The first one chokes on the bad source file, by design. The remaining two builds (and the maven & bazel ones) make a jar of PicoContainer’s classes after running a single test. Two different strategies for picking source files. The “wise” one uses a build in feature of
javac that can work out what else needs to compiled in that invocation. The “masked” one uses “sed” to eliminate
RedHerring.java just before invoking the compiler.
Mucking around with Git’s Sparse Checkout
One of the features of Google’s Blaze that has not made it into Bazel yet, is the build-in subsetting of the source tree (monorepo nirvana).
Git’s “Sparse Checkout” feature came with Git 2.25 (Jan 2020). I had listed it as something that was needed in June 2019 but who knows whether the git leads read my blog entry. See also my VCS-nirvana update to the same list in Jan 2020.
We can play with sparse checkout to mimic Google monorepo life:
git sparse-checkout init --cone git sparse-checkout set third_party src/java/org/picocontainer/defaults "src/java/org/picocontainer/*.java" "src/java/org/picocontainer/BUILD" src/java/org/jetbrains src/java/com src/test README.md pom.xml "*.sh" WORKSPACE ".all*"
This elaborate modification to the checkout allows the
RedHerring.java to be ignored in all situations. Specifically
./naive_classic_build.sh build passes instead of fails. Whereas
naive_masked_build.sh asked out the reg herring via sed trick, this new way doesn’t need to exclude the dir/file as it is no longer there in the file system. It is still in the ./git/ backing store, but not in the “checkout”.

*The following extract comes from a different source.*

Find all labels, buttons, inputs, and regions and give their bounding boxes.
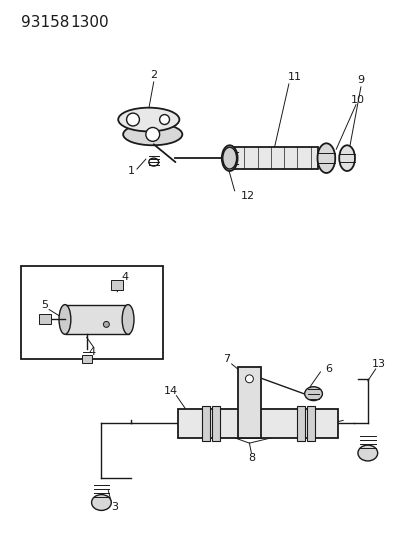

Git sparse checkout has ‘set’ for a big list as above. This smushes prior settings each time you use it. It also has ‘add’ which adds new patterns to the list it had before, instead of smushing. I think a ‘remove’ sub-command is needed. My case above could be just:
git sparse-checkout init --cone git sparse-checkout remove src/java/org/picocontainer/redherring
Mucking around this way, gives you a glimpse of what Google’s Blaze would readily do for committers in their monorepo subsetting down from many hundreds of different team’s permutation of directories for meaningful buildable deployables.
Note that the Maven build still works for the sparse checkout, as does
naive_masked_build.sh. Nothing changed from their point of view.
When you’ve finished mucking around, this resets you back to non-sparse.
git sparse-checkout disable
Also, in closing, I still think a nirvana monorepo build system would do a single invocation of the compiler where the target/intention supporting that.